A bit more recently, Nate Silver in the book The Signal and the Noise asserted that “we face danger whenever information growth outpaces our understanding of how to process it.”

Silver goes on to argue that “if the quantity of information is increasing by 2.5 quintillion bytes per day, the amount of useful information almost certainly isn’t. Most of it is just noise, and the noise is increasing faster than the signal. There are so many hypotheses to test, so many data sets to mine—but a relatively constant amount of objective truth.”

Our challenge is to move from left to right on the following continuum:

Data → Information → Knowledge → Wisdom

One way to do so is to “x-ray” any argument that is made in a presentation, article, book, website, blog and so on. Towards this end, here’s a simple checklist that I have found helpful with both consulting clients and students:

1. What’s the message? (the idea, concept, thesis)

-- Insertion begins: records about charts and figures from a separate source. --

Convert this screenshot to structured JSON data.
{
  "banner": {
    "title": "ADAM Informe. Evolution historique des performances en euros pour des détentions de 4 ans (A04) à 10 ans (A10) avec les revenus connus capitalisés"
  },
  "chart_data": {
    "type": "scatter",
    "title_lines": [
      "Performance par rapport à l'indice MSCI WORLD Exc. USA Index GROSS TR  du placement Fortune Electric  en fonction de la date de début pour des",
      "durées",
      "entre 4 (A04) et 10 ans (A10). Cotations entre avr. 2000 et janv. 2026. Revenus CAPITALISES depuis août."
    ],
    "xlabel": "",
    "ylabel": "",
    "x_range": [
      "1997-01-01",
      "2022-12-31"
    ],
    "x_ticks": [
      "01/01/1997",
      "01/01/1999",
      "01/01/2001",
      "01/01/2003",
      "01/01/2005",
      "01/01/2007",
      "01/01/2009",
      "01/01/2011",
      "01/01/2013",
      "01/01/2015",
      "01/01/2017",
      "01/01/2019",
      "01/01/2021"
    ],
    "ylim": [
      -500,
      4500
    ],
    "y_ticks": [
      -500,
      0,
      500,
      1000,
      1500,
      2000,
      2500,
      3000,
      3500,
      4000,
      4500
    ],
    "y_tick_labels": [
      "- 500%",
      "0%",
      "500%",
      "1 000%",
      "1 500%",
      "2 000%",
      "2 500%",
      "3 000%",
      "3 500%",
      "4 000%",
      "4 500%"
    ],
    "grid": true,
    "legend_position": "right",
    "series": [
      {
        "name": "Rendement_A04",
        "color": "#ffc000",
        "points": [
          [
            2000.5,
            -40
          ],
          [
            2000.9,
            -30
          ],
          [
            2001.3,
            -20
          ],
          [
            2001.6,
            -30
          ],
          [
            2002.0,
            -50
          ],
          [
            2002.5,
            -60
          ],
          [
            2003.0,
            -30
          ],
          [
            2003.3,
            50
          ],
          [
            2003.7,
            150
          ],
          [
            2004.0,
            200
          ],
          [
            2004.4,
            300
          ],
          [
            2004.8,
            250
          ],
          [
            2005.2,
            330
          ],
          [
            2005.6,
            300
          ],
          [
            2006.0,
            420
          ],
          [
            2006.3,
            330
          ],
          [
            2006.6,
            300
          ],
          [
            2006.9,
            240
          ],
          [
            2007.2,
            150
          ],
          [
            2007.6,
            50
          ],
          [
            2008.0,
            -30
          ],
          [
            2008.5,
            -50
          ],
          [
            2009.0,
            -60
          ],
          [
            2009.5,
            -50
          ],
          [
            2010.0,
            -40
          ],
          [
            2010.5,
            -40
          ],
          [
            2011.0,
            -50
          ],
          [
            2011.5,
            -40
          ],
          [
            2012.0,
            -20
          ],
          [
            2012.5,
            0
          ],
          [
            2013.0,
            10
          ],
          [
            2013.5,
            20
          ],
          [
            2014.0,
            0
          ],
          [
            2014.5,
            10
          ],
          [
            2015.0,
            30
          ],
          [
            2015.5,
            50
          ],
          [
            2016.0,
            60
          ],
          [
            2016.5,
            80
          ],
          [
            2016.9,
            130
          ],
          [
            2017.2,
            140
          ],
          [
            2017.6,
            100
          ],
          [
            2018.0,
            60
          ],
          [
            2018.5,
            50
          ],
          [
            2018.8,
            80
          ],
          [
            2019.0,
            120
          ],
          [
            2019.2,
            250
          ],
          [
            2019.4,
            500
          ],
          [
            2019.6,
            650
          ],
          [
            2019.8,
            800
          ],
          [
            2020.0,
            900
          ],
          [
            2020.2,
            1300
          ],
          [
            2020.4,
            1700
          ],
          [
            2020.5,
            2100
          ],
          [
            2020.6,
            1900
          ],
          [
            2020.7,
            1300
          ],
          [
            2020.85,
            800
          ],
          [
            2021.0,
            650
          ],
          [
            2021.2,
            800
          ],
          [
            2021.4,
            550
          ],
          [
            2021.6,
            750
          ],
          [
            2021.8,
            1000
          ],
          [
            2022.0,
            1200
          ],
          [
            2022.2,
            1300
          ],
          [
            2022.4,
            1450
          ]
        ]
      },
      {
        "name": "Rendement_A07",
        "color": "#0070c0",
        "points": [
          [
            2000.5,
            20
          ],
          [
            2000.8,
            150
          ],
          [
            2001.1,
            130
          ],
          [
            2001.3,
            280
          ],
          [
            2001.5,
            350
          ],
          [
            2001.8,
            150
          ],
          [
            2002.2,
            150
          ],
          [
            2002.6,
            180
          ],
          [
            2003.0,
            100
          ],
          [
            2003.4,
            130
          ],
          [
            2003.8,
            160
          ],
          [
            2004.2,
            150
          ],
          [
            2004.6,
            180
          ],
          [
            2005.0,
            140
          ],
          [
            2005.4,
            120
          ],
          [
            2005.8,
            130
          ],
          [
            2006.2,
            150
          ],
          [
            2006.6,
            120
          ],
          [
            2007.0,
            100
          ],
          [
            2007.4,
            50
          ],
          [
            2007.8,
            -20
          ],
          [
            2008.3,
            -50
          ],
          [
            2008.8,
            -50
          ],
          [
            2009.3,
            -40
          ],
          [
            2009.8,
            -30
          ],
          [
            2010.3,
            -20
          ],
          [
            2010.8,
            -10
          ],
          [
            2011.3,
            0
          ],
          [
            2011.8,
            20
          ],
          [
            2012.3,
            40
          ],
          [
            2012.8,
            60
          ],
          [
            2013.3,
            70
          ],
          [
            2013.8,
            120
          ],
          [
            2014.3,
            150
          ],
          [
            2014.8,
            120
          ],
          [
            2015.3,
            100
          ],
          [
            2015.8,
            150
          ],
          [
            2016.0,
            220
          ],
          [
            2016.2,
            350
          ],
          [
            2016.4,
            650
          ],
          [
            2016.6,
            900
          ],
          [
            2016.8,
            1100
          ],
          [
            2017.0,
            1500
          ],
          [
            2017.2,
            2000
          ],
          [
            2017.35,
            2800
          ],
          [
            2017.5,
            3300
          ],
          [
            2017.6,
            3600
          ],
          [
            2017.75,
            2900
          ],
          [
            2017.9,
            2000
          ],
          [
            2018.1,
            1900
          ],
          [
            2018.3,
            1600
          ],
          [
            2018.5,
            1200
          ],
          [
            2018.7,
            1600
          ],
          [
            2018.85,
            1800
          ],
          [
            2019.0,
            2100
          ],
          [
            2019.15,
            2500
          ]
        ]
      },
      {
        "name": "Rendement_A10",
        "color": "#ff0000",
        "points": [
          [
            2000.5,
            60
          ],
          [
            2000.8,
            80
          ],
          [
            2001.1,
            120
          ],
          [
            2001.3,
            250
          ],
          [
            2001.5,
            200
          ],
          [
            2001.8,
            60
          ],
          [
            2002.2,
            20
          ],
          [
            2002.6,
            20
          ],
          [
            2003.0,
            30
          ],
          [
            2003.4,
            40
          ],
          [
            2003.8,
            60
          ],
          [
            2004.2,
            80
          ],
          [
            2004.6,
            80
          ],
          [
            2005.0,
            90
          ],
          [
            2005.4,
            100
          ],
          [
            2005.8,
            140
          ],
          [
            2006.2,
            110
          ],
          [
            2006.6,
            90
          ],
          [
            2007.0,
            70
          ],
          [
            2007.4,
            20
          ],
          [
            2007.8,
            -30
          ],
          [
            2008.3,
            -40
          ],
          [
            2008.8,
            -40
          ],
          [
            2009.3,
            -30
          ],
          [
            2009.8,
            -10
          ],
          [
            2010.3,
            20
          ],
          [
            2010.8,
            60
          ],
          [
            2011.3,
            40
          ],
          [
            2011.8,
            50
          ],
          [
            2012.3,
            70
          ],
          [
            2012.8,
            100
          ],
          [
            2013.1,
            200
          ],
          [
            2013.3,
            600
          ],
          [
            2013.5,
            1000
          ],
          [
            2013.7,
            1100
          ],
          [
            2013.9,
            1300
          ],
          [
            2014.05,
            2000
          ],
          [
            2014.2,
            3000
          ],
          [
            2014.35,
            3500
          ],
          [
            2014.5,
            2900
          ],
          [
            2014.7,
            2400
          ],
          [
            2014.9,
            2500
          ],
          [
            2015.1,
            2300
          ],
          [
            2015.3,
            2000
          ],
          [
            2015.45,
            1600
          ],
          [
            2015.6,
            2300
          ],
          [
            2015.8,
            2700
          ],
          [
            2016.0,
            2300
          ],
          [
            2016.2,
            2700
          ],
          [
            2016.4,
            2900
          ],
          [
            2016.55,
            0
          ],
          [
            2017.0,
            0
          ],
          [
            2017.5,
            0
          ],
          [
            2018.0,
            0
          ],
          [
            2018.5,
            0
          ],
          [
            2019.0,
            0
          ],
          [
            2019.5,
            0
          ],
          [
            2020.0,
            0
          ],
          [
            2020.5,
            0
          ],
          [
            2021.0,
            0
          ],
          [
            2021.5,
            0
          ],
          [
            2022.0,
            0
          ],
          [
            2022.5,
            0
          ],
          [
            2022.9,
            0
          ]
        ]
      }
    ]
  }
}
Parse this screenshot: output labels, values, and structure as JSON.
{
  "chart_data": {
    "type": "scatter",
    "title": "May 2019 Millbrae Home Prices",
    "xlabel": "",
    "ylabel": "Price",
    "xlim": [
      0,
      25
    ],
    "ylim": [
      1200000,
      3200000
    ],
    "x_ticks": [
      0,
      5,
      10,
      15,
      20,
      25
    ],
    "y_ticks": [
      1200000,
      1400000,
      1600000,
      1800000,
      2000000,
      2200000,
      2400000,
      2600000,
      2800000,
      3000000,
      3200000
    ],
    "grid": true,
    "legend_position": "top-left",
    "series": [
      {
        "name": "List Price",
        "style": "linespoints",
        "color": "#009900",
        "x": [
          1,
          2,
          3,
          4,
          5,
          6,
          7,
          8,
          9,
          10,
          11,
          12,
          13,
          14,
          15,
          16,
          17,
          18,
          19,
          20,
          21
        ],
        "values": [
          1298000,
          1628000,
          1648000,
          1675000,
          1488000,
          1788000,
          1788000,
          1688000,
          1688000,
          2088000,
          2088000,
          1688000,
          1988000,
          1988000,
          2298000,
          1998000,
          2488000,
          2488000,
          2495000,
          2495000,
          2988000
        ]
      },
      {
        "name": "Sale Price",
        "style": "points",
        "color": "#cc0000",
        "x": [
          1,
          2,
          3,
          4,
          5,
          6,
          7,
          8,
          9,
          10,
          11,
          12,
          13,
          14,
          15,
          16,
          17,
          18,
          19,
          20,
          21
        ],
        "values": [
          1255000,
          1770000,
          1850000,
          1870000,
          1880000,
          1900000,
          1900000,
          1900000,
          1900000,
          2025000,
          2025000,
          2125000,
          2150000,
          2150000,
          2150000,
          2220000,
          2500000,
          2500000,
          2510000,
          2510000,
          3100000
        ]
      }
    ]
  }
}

2. What’s the rationale? (the logic, data, and/or confirming examples)

3. What’s the authority? (the credentials and objectivity of the speaker/writer)

4. What’s new? (the addition to, or synthesis of, existing knowledge; a counterintuitive finding)

5. What’s missing? (precedents, context, alternative perspectives, disconfirming examples, and/or links)

6. What’s your emotional reaction? (your gut feel)

7. What’s the takeaway? (the practical and/or theoretical value—the bottom line or “so what?”

Big Data will play an increasing role in informing management decision-making going forward. But asking qualitative questions such as those above can help to move conversation and choice in the direction of knowledge and wisdom.